Clean Git Repository using gitignore

So I have this two year old C# repo on bitbucket. It didn't have a .gitignore until yesterday - I know, late.

This is a personal project.

Can I clean the repo using the .gitignore as a basis. So the worker would effectively delete anything that the .gitignore said shouldn't be there?

Upvotes: 2

Views: 3291

Answers (3)

willeM_ Van Onsem
willeM_ Van Onsem

Reputation: 476614

Notice: First of all you better take a backup of your git repository, since it always can go wrong badly (the exact behavior of git can depend on all kinds of settings/... so it is not completely predictable what the result of the process will be, so better be safe than sorry). It is sufficient to copy the directory to some other location: there is a (hidden) .git directory in that directory containing the history, tags, etc.

Only the last commit

If you want to remove only stuff for the new commits, so you don't care about the files being stored in the history of the file system, you can remove these with:

git rm --cached -r .
git add .

rm --cached -r . means you are going to remove everything from the git repository, but keep the files in the file system. You do this recursively so none of the files will be part of the repository anymore. Next you add all the files again to the repository, but then the .gitignore file will do not re-add those that should be ignored.

All commits (entire history)

In case you want to remove these files from all previous commits, I propose to use a bash script.
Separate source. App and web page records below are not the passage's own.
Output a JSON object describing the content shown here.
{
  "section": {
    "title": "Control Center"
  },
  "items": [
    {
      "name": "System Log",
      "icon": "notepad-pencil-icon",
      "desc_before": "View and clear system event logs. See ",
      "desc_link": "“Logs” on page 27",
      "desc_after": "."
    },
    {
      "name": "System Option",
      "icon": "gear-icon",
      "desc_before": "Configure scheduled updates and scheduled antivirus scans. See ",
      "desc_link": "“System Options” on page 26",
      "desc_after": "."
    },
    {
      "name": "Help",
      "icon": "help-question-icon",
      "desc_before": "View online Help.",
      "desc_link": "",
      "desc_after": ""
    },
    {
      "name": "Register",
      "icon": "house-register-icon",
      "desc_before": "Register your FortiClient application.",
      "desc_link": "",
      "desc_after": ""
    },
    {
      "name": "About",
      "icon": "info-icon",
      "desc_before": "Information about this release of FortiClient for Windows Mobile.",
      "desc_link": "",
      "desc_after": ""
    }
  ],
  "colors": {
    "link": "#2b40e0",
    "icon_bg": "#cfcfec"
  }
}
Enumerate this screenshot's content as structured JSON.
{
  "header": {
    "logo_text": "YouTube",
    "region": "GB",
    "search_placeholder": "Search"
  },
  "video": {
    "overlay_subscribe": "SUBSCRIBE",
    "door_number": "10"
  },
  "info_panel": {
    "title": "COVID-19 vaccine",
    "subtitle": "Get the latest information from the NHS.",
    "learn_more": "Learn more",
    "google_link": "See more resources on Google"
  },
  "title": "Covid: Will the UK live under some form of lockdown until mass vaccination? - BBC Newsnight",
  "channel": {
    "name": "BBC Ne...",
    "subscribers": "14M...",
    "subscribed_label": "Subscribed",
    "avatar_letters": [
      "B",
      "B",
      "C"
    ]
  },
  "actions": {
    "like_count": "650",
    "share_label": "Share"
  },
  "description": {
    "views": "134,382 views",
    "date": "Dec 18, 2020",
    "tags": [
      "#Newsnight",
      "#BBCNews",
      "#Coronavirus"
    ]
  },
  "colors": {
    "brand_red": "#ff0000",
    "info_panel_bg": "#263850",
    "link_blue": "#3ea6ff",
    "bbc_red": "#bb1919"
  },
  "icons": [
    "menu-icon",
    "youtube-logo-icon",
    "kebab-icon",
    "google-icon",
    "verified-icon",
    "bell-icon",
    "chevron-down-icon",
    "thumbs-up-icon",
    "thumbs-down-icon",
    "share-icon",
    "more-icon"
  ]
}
It's probably not the most efficient.

Now what we can do is list all the files that should have been ignored at least once:

git ls-files --exclude-standard --others --directory --ignored

I would first inspect the list and check if there are no files that should be kept back. Update the .gitignore accordingly and only go to the next step if none of these files occur anymore.

If there are no more files in the list you want to keep in the repository, you can run this script:

#!/bin/bash
for f in `git ls-files --exclude-standard --others --directory --ignored`
do
    git filter-branch --force --index-filter "git rm --cached --ignore-unmatch '$f'" --prune-empty --tag-name-filter cat -- --all
done

The script iterates over the files to be ignored at least once in history and performs a filtering of the files through all the commits. Note that the files are not removed from your filesystem. But you will lose the history of these files.
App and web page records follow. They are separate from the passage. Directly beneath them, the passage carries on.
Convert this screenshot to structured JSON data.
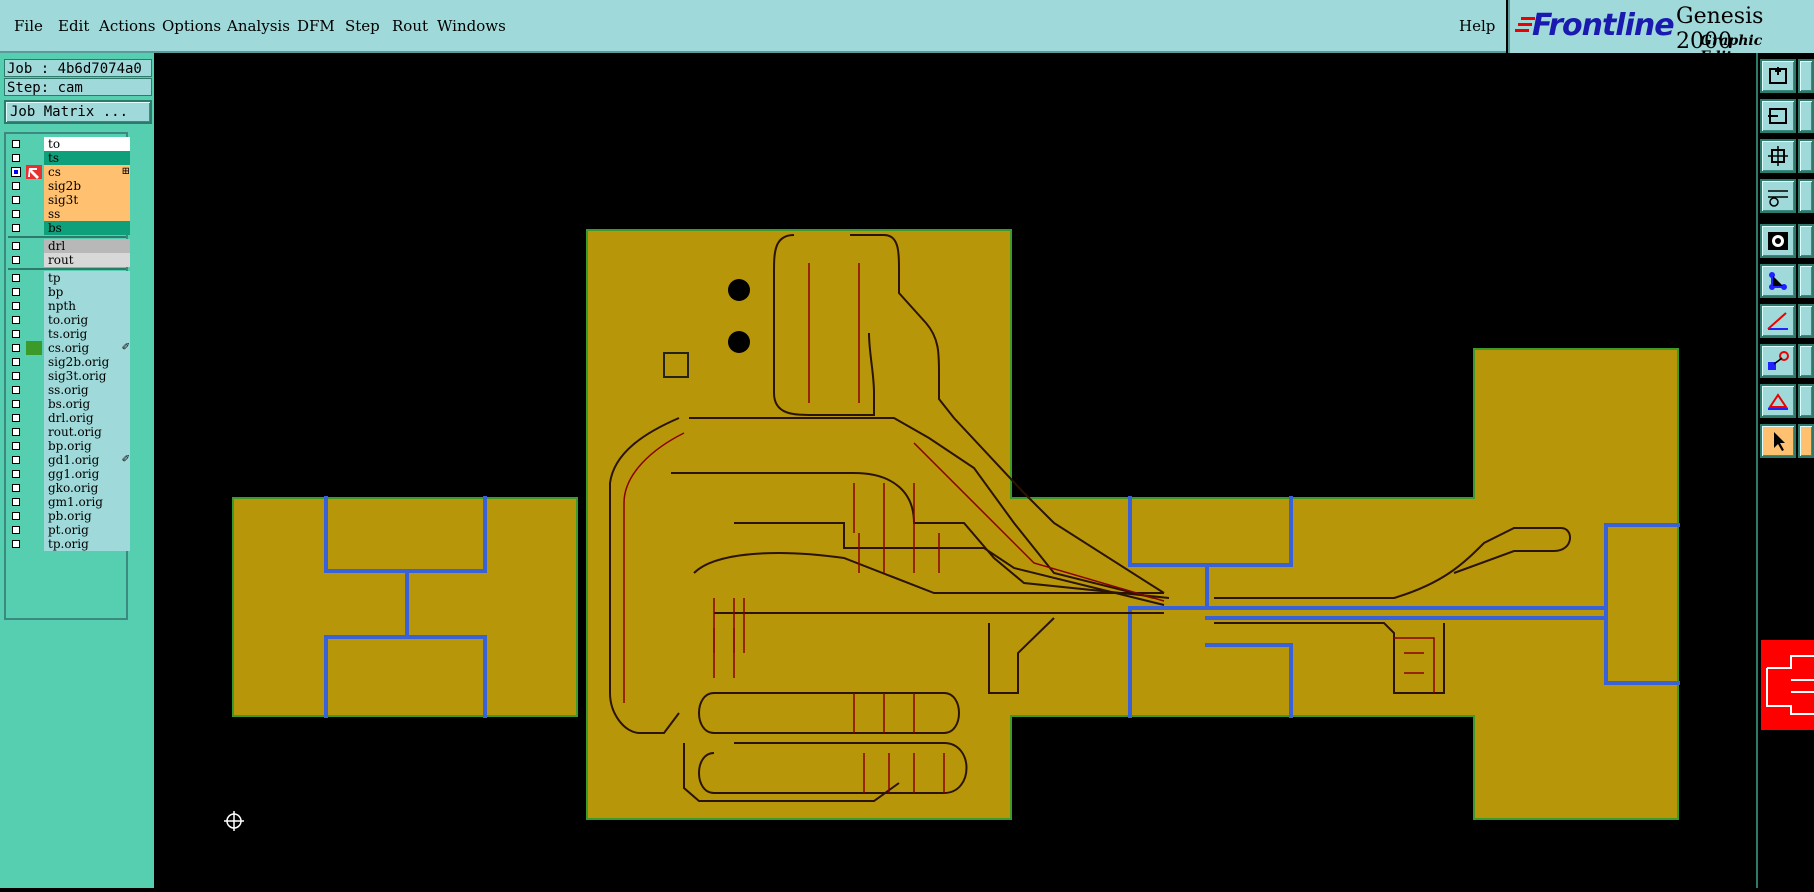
{
  "menu": {
    "items": [
      "File",
      "Edit",
      "Actions",
      "Options",
      "Analysis",
      "DFM",
      "Step",
      "Rout",
      "Windows"
    ],
    "help": "Help"
  },
  "branding": {
    "company": "Frontline",
    "product": "Genesis 2000",
    "subtitle": "Graphic Editor",
    "logo_color": "#1a1ab0"
  },
  "job": {
    "job_label": "Job : 4b6d7074a0",
    "step_label": "Step: cam",
    "matrix_button": "Job Matrix ..."
  },
  "layers": {
    "board": [
      {
        "name": "to",
        "color": "#ffffff",
        "checked": false
      },
      {
        "name": "ts",
        "color": "#0ea07a",
        "checked": false
      },
      {
        "name": "cs",
        "color": "#ffc070",
        "checked": true,
        "work": true,
        "mark": "⊞"
      },
      {
        "name": "sig2b",
        "color": "#ffc070",
        "checked": false
      },
      {
        "name": "sig3t",
        "color": "#ffc070",
        "checked": false
      },
      {
        "name": "ss",
        "color": "#ffc070",
        "checked": false
      },
      {
        "name": "bs",
        "color": "#0ea07a",
        "checked": false
      }
    ],
    "drill": [
      {
        "name": "drl",
        "color": "#b8b8b8",
        "checked": false
      },
      {
        "name": "rout",
        "color": "#d8d8d8",
        "checked": false
      }
    ],
    "misc": [
      {
        "name": "tp",
        "checked": false
      },
      {
        "name": "bp",
        "checked": false
      },
      {
        "name": "npth",
        "checked": false
      },
      {
        "name": "to.orig",
        "checked": false
      },
      {
        "name": "ts.orig",
        "checked": false
      },
      {
        "name": "cs.orig",
        "checked": false,
        "swatch": "#3c9a2a",
        "mark": "✐"
      },
      {
        "name": "sig2b.orig",
        "checked": false
      },
      {
        "name": "sig3t.orig",
        "checked": false
      },
      {
        "name": "ss.orig",
        "checked": false
      },
      {
        "name": "bs.orig",
        "checked": false
      },
      {
        "name": "drl.orig",
        "checked": false
      },
      {
        "name": "rout.orig",
        "checked": false
      },
      {
        "name": "bp.orig",
        "checked": false
      },
      {
        "name": "gd1.orig",
        "checked": false,
        "mark": "✐"
      },
      {
        "name": "gg1.orig",
        "checked": false
      },
      {
        "name": "gko.orig",
        "checked": false
      },
      {
        "name": "gm1.orig",
        "checked": false
      },
      {
        "name": "pb.orig",
        "checked": false
      },
      {
        "name": "pt.orig",
        "checked": false
      },
      {
        "name": "tp.orig",
        "checked": false
      }
    ],
    "misc_color": "#9fd9d9"
  },
  "colors": {
    "copper": "#b8960a",
    "trace_edge": "#8a0000",
    "blue_trace": "#3a62d8",
    "panel_bg": "#55cfb0",
    "menu_bg": "#9fd9d9"
  },
  "toolbar": {
    "icons": [
      "zoom-home-icon",
      "zoom-previous-icon",
      "zoom-fit-icon",
      "snap-settings-icon",
      "measure-icon",
      "connect-icon",
      "angle-icon",
      "move-icon",
      "triangle-icon",
      "select-pointer-icon"
    ]
  }
}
Furthermore one must be a bit careful with standard .gitignores (that can for instance be found at GitHub) since I've heard there are differences between what is white/blacklisted on filesystems running Windows.
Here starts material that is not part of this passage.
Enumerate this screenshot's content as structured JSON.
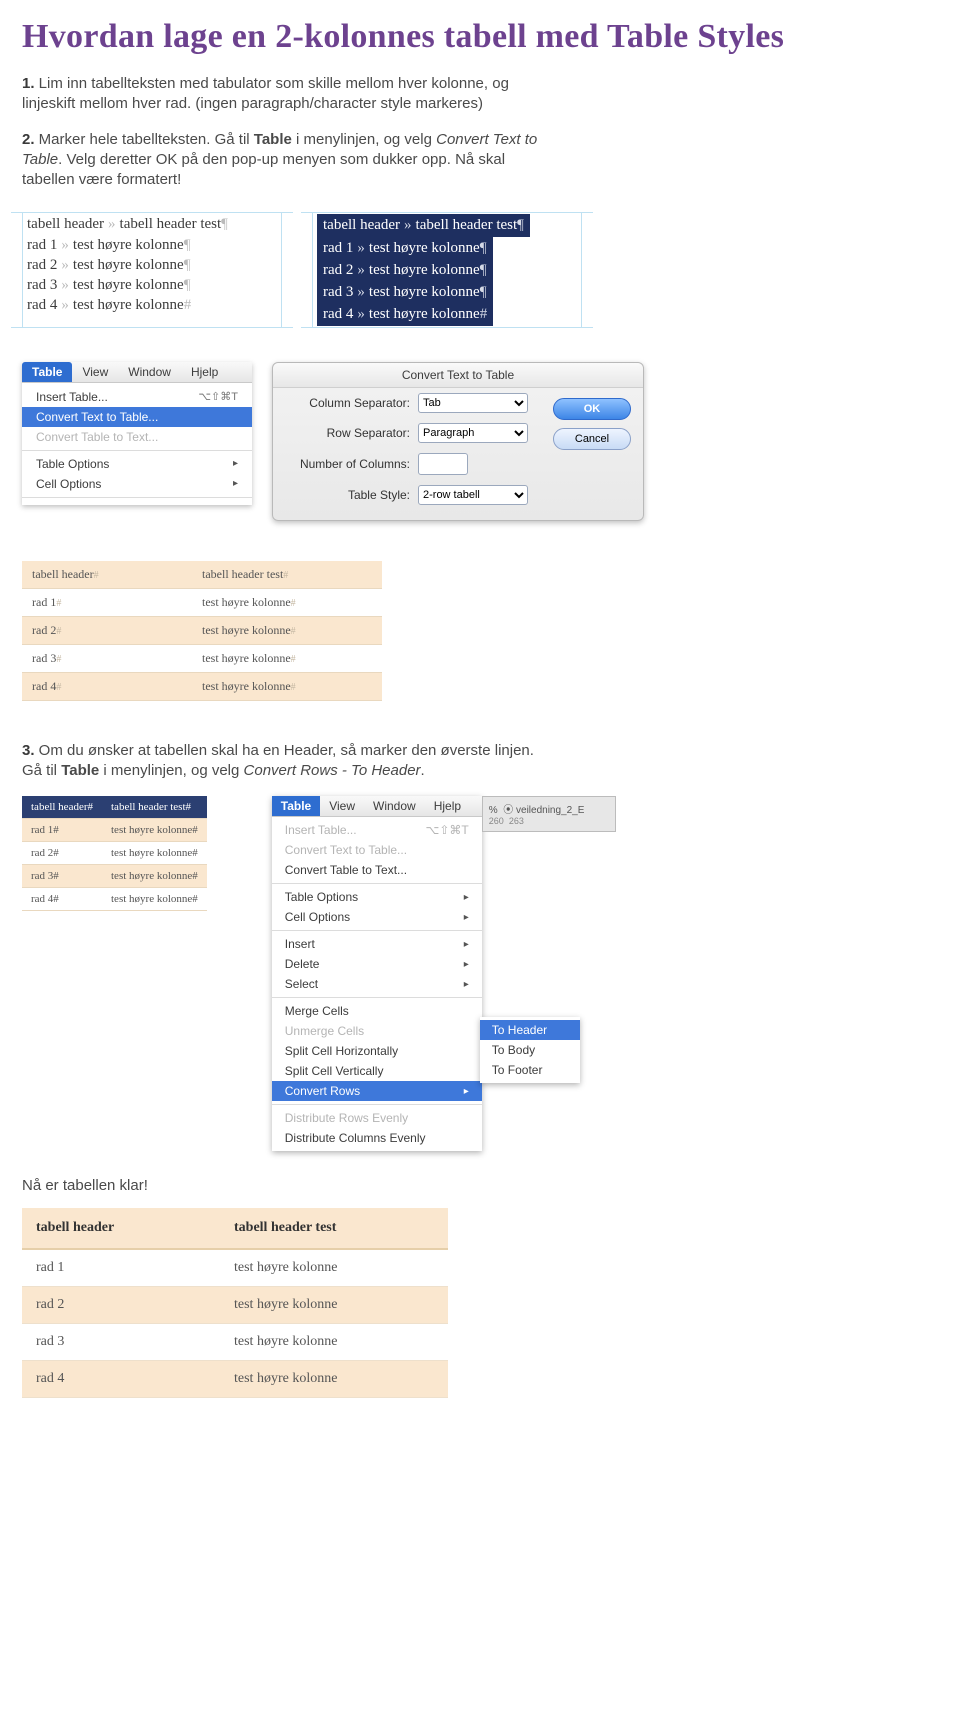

It is possible some commits will disappear, because the only differences in these commits involve files that are no longer part of the repository. For instance if you ignore a *.log file and the log contains the date; it is possible only that file.log file was modified. If you remove that file, the commit modifying the file will be removed as well.

Upvotes: 7

Roy Stevelink
Roy Stevelink

Reputation: 41

I think what you want is this: https://stackoverflow.com/a/1139797/3025093

To untrack a single file that has already been added/initialized to your repository, i.e., stop tracking the file but not delete it from your system use: git rm --cached filename

To untrack every file that is now in your .gitignore:

First commit any outstanding code changes, and then, run this command:

git rm -r --cached .

This removes any changed files from the index(staging area), then just run:

git add .

Commit it:

git commit -m ".gitignore is now working"

Upvotes: 2

avinashkrsharma
avinashkrsharma

Reputation: 143

You need to clone the project locally(if you don't have it already) and then remove the files or folders manually(which shouldn't be present anymore i.e. the ones mentioned in the gitignore file) and then commit those deletions. Then you can push it to your remote repo.